Afterward, walking among the spruces, Sjòn was keenly aware that he was following the same path, quite literally, as writers before and after him, shared custodians of a sacred, multi-millennial storytelling tradition. Much of the work of the Future Library engenders this kind of deep mutual trust across time, Hovind says, in the trustees who will come after her; in the longevity of the rituals and mechanisms she and Paterson have spent years putting into place; in the human beings who will receive the books in an unknown world. That means fighting the impulse to solve or predict every technological, societal, or ecological eventuality of the next ninety years. Paterson adds: “I think taking it decade by decade is all we can do.”
It will be up to future trustees to figure out how to make spruce trees into paper or where to print the books. And, Hovind wonders, what if the forest around the library saplings is developed? How will the trees fare as temperatures rise?

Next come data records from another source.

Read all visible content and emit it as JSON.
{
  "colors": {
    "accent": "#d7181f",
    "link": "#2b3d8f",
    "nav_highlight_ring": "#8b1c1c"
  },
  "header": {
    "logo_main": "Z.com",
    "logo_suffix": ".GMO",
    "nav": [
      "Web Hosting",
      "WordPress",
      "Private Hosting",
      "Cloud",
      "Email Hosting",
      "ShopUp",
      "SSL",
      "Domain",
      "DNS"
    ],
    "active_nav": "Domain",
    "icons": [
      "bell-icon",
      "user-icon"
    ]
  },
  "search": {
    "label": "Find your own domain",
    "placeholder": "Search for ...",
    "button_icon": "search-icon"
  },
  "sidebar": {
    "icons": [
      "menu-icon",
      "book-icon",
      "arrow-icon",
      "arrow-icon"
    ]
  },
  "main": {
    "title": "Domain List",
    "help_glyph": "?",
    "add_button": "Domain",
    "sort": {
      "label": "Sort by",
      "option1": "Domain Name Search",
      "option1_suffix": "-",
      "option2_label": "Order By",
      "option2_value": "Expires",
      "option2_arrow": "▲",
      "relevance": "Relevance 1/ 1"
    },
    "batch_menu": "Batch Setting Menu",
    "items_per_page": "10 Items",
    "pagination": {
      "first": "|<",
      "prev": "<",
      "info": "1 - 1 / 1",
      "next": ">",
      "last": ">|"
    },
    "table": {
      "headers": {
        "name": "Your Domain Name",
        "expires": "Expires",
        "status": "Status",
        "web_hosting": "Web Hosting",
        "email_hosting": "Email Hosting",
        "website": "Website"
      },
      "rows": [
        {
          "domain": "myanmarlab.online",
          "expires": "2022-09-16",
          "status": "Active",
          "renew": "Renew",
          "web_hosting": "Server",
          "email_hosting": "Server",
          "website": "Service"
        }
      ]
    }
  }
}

At the project’s start the climate crisis was looming, Paterson says, but its rapid intensification has changed how people engage with the library today. In 2014, she and Hovind were frequently asked if they thought there would still be books in one hundred years. Now in contrast, she observes, “It has turned to, ‘Will there be people?’” In the face of the doom and doubt of the contemporary zeitgeist, the project has become a source of optimism that contributing authors cite year after year, moved by its certainty that we can still build a literary future.
This hope is not without complexity—after all, the Silent Room was built with trees sacrificed to the cause, and more will fall in ninety years—but it sends a powerful message nonetheless. The Future Library prompts its audience to consider the “good ancestor perspective, how to take future generations into consideration now,” Hovind says, while insisting on the immortality and influence of storytelling: “If you can imagine futures, with strong narratives, you can also create them.”
Alissa Greenberg is an independent journalist based in Boston and Berkeley, California, who reports at the intersection of science, history, and culture. Her work has appeared in the Atlantic, the San Francisco Chronicle, the Washington Post, the New Yorker, and elsewhere.